= Comment programming =

Software development technique

Comment programming, is a (mostly) satirical software development technique that is heavily based on commenting out code.

In comment programming, the comment tags are not used to describe what a certain piece of code is doing, but rather to stop some parts of the code from being executed. The aim is to have the commented code at the developer's disposal at any time it might be needed. This is especially useful when the requirements change rapidly. In this case, they happen to revert to older versions of themselves, thus making the programmer either write the code again, or revert parts of the code from the versioning repository, which would be more time-consuming. With comment programming, when such a request for reverting to an old implementation arises, the developer just comments out the current implementation and uncomments the previous. It is advisable to add short descriptive comments to blocks of commented code.

==Practical uses==
When it comes to a work environment, it isn't about who knows the most terms out of a textbook. Instead, we are faced with problems that we aren't sure how to solve. When someone else reads a users' program, it is important for them to understand how the problem was gone about and not just to see the answer. Even if someone decides to go into something other than computer programming, they will be well equipped with the habit of comments and showing others how they thought and solved specific problems.

A related, but separate, more practical use of comments is for creating stubs with comments describing a feature (usually using special tags) ahead of future development of that feature.
For example, this programming process can be used for prototyping a new design pattern. This is done by creating a new structure of classes or functions without any implementation and adding the implementation at a later date.

Studies show that there are mainly two types of comments being used across programs. Preconditional and Postconditional are the two biggest ideas that computer programmers should use when developing projects. Preconditional comes before the function or method have been written. They are used to describe what each block of code is supposed to do. This can guide users in the right direction if someone is trying to debug or dissect code. Postconditional comments are used after the function or set of statements have been written. They are generally used to explain to the reader why they chose to go about the problem in that manner.

Pseudocode Example:

function onClick()
{
   // This is where we handle mouse click.
   // The result of this function is that a button will be highlighted.
}

In the example, there is a structure around a click event handler. However, comment programming is used instead of a real implementation. The idea is that many functions can be written like this, and then the design can be reworked and revisited without having to refactor a lot of source code.

==Popular culture==
MSDN Sweden produced a video for April Fools' Day 2010, where they satirically presented CDD as if it were a serious methodology.

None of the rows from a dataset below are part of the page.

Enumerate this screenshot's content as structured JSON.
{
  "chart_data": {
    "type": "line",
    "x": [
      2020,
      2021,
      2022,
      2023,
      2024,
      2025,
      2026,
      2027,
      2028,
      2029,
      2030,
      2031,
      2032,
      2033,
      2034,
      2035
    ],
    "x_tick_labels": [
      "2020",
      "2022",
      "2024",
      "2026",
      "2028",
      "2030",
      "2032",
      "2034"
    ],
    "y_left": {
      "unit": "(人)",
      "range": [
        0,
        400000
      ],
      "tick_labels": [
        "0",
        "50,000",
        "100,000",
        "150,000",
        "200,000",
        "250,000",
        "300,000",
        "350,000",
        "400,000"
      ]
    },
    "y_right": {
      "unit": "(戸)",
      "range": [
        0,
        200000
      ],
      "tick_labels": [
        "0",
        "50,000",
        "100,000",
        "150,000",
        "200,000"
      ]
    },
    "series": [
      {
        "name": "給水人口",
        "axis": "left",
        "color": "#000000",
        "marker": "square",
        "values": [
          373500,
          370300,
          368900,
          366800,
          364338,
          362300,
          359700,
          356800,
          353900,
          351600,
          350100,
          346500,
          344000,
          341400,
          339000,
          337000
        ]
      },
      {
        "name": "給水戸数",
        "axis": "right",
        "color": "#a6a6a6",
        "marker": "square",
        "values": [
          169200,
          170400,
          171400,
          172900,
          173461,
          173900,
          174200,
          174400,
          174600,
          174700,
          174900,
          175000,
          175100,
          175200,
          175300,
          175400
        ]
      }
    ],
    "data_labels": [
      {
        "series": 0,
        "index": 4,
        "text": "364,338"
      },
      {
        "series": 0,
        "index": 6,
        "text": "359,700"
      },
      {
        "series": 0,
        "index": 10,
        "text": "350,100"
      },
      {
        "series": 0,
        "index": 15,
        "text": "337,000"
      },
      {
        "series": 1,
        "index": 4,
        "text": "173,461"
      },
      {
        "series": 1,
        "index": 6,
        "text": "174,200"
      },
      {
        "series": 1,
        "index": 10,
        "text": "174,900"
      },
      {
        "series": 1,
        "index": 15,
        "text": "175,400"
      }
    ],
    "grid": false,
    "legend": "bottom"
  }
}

MCT is a tool made for programmers in order to help relieve some of the complexity in computer code. Instead of normal comments, this tool allows the addition of videos, animations, images, and voiceovers. Users are able to download this software online and can add these tools by using the cursor to drag over the line or lines they want to explain. Users are also able to add audio or hand gestures as comments. This can help explain the reasoning behind functions and how a program executes.